The trial court found that the Cullens’ action was time barred and dismissed the action. It then awarded the Corwins attorney’s fees.
HOLDING & REASONING
The Court of Appeal affirmed the dismissal, but reversed the fee award.
In the unpublished part of the opinion, the court found that the Cullens knew of the problems with the roof more than three years before filing suit and that, as a result, their action was untimely.
In the published part of the opinion, the court found that the Corwins failed to engage in mediation after being asked to do so and that their reason for declining, namely that the Cullens had not responded to discovery, was not a valid excuse for not doing so. As a result, they were not entitled to a fee award.
The court noted that the Corwins were entitled, for strategic reasons, to defer mediation until they had undertaken discovery and had filed a motion for summary judgment.

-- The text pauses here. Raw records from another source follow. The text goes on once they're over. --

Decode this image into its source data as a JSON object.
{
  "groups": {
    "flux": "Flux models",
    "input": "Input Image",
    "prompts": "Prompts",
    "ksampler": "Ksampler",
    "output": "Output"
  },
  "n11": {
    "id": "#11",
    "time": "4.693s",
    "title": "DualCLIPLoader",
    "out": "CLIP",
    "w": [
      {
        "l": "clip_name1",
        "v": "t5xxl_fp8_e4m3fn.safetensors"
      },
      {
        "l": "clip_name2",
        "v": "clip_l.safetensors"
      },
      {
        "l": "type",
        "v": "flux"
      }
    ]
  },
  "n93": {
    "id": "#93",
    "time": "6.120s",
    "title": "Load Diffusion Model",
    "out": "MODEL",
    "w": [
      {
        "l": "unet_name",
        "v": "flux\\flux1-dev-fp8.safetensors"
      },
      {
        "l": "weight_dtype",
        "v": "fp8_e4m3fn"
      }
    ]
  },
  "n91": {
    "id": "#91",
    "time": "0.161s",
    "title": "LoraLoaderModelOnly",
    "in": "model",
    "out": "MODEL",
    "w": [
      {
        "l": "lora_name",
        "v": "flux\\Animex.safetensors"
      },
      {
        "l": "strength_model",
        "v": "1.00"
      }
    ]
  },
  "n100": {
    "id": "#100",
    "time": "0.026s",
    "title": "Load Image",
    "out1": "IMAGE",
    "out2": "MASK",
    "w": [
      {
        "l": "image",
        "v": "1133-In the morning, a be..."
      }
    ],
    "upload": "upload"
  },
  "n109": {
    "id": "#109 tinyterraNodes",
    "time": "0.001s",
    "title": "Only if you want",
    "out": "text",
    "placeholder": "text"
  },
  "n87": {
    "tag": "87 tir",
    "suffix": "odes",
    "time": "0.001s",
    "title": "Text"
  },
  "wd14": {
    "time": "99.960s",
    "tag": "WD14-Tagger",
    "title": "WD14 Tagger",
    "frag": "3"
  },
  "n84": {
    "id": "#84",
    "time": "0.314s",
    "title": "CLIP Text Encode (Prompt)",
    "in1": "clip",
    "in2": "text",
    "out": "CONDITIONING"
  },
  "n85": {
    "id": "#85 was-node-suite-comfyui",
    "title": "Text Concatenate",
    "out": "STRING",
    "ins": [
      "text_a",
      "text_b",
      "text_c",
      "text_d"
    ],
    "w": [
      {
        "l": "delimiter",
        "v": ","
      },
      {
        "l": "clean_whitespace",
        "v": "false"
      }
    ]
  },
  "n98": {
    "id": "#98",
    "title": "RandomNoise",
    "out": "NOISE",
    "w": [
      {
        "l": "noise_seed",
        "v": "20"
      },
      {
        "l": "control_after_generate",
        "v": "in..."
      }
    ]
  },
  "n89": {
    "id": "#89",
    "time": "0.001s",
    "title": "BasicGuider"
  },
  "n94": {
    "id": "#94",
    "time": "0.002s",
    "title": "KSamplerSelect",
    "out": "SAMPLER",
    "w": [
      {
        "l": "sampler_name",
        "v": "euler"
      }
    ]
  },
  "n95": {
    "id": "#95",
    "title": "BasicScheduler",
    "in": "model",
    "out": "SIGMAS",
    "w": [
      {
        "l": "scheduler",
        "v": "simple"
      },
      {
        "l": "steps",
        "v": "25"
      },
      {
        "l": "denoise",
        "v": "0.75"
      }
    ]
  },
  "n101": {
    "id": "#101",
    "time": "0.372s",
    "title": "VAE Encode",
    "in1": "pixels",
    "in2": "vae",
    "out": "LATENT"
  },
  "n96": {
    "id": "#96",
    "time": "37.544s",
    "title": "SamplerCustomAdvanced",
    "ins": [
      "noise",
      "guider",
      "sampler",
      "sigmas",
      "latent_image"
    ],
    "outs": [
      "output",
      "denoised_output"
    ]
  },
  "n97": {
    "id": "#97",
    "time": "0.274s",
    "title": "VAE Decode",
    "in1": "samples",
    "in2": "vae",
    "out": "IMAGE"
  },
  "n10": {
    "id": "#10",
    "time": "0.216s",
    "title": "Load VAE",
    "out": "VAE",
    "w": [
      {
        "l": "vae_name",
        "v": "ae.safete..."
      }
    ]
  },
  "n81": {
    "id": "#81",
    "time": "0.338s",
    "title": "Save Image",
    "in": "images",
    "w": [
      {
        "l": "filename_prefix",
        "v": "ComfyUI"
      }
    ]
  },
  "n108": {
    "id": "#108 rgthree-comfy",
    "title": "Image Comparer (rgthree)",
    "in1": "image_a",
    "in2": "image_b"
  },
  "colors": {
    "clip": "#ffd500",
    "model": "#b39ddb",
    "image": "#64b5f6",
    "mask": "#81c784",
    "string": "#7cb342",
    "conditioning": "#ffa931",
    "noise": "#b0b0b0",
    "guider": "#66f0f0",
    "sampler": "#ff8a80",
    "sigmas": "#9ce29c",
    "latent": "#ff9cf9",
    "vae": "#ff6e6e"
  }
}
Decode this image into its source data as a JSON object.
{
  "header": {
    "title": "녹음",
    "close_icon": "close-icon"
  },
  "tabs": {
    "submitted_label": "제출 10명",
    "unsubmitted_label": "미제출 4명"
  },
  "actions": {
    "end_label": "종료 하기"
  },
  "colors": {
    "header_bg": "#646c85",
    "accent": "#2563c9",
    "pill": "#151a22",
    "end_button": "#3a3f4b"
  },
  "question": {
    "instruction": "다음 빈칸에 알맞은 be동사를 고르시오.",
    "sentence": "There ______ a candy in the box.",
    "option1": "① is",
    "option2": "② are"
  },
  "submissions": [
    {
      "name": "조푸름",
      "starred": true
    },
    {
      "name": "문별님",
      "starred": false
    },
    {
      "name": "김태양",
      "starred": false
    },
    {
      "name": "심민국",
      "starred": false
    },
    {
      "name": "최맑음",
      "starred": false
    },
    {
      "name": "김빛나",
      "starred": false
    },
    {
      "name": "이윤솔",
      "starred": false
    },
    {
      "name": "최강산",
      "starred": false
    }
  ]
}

However, that did not excuse them from participating in a mediation, as that was what was required under the contract if they wanted an opportunity to recover attorney’s fees. The court noted: “The requirement ‘is designed to encourage mediation at the earliest possible time.’”
An increasingly popular contract term is to tie the prevailing party’s right to recover attorney’s fees to an earlier attempt to mediate. By strictly enforcing the mediation requirement, courts may be able to drive more cases toward early settlement.